Durante la sua prima conferenza stampa da allenatore dell'FC Bayern München, Josep Guardiola ha dichiarato di sentirsi "pronto per una nuova sfida", ma ha confessato di essere anche "un pò nervoso".

©Getty Images

Josep Guardiola era già stato presentato come il successore di Jupp Heynckes all'FC Bayern München prima dell'affollata conferenza stampa di lunedì.

Il 42enne è tornato a sedersi su una panchina dopo un periodo sabbatico durato 12 mesi a Manhattan, in seguito ad ineguagliabili successi ottenuti alla guida dell'FC Barcelona: tre titoli di Liga consecutivi, la UEFA Champions League nel 2009 e 2011, due Supercoppe UEFA e due Mondiali per club FIFA. Guardiola ha lasciato a bocca aperta tutti e 240 i giornalisti presenti rispondendo in tedesco a tutte le domande.

Il 16 gennaio è stato il giorno del suo annuncio ufficiale al posto di Heynckes, che ha conquistato dopo 34 anni di carriera una tripletta senza precedenti (Bundesliga, UEFA Champions League e Coppa di Germania) con il club bavarese.

"E' un regalo essere qui", ha spiegato l'ex centrocampista della Spagna, il cui contratto scadrà nell'estate del 2016. "Sono felice che il Bayern abbia pensato di portarmi qui. Sono stato convinto dai giocatori e dalla storia del club".

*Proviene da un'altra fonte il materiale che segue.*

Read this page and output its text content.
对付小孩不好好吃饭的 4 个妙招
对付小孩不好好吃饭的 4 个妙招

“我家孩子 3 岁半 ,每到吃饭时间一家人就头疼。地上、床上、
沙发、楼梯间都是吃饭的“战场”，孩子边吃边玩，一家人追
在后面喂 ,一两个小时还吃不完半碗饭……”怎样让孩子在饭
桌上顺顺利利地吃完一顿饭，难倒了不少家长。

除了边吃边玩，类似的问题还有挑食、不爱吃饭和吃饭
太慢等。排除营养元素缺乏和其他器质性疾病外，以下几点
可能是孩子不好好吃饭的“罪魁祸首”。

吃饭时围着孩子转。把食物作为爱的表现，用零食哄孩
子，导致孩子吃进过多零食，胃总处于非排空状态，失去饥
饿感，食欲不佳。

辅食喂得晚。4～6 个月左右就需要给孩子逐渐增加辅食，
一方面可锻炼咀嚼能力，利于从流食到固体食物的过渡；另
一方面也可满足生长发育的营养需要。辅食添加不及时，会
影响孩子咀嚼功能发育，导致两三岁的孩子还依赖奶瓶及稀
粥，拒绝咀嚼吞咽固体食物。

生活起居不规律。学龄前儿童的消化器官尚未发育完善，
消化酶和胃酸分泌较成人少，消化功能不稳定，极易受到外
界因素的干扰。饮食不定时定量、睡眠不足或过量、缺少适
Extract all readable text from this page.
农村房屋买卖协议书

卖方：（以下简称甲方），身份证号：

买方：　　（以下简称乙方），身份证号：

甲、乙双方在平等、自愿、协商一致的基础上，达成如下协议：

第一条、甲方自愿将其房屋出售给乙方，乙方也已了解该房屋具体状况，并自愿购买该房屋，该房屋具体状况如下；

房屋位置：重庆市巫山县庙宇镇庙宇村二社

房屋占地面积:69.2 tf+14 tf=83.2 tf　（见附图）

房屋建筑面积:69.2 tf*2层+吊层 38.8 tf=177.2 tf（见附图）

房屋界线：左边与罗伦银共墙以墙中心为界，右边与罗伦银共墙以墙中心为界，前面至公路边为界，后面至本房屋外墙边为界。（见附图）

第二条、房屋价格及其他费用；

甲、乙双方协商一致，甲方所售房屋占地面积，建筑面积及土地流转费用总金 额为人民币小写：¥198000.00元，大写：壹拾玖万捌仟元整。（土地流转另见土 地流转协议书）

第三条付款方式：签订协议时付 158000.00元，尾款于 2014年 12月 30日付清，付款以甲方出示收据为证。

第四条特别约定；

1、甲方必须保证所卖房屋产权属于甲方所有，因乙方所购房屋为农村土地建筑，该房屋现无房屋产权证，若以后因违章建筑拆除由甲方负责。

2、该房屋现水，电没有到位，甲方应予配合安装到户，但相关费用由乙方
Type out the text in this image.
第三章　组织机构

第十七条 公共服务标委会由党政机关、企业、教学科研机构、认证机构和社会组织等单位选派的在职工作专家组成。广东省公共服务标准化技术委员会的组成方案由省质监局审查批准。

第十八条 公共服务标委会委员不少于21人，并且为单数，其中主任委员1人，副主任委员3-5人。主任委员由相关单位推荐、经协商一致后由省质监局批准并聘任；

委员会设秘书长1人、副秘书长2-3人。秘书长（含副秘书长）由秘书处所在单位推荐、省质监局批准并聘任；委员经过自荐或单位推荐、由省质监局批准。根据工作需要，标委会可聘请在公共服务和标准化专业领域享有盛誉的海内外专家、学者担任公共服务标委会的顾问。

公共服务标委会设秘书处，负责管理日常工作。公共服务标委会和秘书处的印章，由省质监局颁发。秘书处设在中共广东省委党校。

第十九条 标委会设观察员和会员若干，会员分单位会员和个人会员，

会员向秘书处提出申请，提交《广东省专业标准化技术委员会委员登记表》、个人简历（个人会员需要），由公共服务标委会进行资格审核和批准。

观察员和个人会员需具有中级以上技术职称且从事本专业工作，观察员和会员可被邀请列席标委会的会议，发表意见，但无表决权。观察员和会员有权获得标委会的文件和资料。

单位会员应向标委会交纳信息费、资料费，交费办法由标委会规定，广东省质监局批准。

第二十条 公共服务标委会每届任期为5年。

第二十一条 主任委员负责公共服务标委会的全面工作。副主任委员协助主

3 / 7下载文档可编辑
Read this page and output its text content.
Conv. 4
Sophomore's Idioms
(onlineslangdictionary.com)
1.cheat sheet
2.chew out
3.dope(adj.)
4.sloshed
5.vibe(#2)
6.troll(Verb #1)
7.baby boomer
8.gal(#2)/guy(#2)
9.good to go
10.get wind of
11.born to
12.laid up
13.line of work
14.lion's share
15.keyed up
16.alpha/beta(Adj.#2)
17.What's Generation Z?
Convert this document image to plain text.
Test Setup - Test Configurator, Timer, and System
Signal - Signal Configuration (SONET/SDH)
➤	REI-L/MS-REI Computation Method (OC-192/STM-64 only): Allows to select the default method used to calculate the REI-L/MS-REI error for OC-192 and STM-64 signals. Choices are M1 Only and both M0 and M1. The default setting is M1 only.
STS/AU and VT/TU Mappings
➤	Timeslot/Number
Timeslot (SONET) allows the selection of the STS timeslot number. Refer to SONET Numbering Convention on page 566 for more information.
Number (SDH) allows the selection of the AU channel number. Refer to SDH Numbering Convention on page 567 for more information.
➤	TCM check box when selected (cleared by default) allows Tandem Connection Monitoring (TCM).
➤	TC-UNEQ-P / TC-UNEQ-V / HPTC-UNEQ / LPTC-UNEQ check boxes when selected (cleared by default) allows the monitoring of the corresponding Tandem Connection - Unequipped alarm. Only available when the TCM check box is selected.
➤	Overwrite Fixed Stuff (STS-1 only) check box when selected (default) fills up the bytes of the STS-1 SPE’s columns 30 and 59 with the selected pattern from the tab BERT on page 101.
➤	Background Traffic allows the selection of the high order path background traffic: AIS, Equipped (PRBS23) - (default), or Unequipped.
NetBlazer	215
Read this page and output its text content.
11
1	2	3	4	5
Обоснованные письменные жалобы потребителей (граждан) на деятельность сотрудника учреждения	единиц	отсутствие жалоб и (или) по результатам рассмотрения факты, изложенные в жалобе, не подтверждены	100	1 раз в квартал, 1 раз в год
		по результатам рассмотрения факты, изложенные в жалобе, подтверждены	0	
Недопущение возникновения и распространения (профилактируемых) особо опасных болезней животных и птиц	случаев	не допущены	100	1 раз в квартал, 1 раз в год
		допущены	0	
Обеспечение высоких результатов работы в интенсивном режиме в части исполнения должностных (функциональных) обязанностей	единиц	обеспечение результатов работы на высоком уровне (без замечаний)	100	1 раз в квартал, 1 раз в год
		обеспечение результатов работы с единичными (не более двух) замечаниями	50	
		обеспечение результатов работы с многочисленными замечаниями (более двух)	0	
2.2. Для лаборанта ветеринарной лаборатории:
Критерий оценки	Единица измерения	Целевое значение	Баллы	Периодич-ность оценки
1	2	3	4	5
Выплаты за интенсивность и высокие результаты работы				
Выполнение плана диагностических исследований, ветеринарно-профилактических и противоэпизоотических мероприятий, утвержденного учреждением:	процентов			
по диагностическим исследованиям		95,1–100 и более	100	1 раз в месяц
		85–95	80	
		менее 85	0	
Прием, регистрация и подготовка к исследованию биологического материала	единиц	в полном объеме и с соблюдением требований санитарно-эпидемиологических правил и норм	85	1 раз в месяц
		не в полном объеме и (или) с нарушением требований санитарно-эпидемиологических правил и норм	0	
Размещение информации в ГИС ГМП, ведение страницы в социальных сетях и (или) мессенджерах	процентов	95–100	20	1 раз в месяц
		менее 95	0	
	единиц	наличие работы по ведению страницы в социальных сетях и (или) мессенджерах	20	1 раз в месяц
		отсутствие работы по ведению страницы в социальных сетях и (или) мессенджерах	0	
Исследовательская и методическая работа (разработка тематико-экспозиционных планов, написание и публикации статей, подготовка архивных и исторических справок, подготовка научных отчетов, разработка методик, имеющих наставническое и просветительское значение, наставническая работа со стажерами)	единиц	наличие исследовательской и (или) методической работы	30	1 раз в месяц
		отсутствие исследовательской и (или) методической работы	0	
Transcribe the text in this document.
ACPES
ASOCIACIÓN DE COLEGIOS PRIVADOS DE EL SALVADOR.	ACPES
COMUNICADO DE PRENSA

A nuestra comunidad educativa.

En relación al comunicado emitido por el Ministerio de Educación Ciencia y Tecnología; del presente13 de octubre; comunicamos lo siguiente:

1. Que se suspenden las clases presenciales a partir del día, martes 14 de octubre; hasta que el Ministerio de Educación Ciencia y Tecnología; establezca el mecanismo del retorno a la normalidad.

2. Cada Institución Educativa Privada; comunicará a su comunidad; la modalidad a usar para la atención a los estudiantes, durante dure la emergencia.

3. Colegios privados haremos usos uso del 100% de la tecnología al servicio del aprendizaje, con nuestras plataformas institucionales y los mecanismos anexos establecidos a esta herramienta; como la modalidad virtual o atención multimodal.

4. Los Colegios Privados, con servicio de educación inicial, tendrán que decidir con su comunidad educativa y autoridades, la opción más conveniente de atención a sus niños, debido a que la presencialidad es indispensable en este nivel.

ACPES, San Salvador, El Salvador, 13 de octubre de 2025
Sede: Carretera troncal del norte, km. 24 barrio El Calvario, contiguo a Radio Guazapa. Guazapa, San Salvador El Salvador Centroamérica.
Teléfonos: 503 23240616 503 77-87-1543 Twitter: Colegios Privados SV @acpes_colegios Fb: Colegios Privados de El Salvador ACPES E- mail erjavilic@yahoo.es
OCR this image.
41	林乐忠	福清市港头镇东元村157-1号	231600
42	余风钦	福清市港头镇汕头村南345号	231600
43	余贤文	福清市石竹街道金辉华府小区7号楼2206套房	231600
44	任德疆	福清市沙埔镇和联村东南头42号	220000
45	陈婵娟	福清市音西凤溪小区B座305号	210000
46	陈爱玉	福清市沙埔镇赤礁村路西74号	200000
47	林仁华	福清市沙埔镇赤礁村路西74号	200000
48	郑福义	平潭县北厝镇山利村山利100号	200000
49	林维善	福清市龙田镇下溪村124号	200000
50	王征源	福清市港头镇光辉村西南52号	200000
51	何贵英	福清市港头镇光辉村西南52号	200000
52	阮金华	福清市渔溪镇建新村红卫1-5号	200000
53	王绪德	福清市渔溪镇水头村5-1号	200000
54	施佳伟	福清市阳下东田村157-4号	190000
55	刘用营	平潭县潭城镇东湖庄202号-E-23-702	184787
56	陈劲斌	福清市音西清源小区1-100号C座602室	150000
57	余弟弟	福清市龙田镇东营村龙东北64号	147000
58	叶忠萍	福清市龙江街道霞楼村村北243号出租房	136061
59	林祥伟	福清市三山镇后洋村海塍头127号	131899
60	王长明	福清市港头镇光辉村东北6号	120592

Il presidente onorario del club Karl-Heinz Rummenigge ha aggiunto: "E' un grande stimolo aver portato al Bayern l'allenatore di maggior successo al mondo. E' qualcosa di meraviglioso non solo per il Bayern, ma per l'intero movimento calcistico tedesco".

Parlando della sua decisione di accettare l'offerta della società bavarese, Guardiola ha dichiarato: "Sono pronto per questa nuova sfida. E' stato meraviglioso a Barcellona, ma ora ho bisogno di una nuova sfida e il Bayern me l'ha offerta".

Considerati gli storici trionfi del Bayern nella passata stagione, la domanda più comune tra i media è stata: che cosa dovrebbe migliorare Guardiola? "Raggiungere la vetta è una cosa, restarci è molto più difficile", ha detto il presidente del Bayern Uli Hoeness. "Sono sicuro che ci riuscirà. Chi potrebbe, se non lui?"

Guardiola, che non ha ancora parlato con Heycnkes ma intende farlo molto presto, riconosce la grande impresa compiuta dal suo predecessore. "Devo accettare i paragoni e conviverci. C'è sempre pressione nei grandi club".

"Sono un pò nervoso. Per favore lasciatemi del tempo per preparare le cose passo dopo passo. Proverò a proseguire sugli elevati standard del mio predecessore, Jupp Heynckes. Ogni allenatore ha la sua opinione della squadra e del tipo di calcio che vuole attuare. Ho bisogno di ancora un pò di tempo per conoscere nei minimi dettagli la Bundesliga, nonostante l'abbia già guardata molto durante il mio anno a New York."

In virtù delle "straordinarie strutture" alla Fußball Arena München, Guardiola non apporterà grossi cambiamenti allo staff bavarese, ma ha rivelato che uno dei suoi assistenti ha osservato da vicino i giovani del vivaio del Bayern e potrebbe decidere di promuoverne uno o due in prima squadra.

Indice e testimonianza del fervore e dell'interesse per questo appuntamento, sono stati i 25.000 biglietti venduti al prezzo di €5 ciascuno (il ricavato sarà devoluto alle vittime delle recenti inondazioni in Germania) per la sessione di allenamento di mercoledì, la prima di Guardiola con il club tedesco. Non c'è dubbio che a Monaco di Baviera sia iniziata ufficialmente la 'Pep' mania.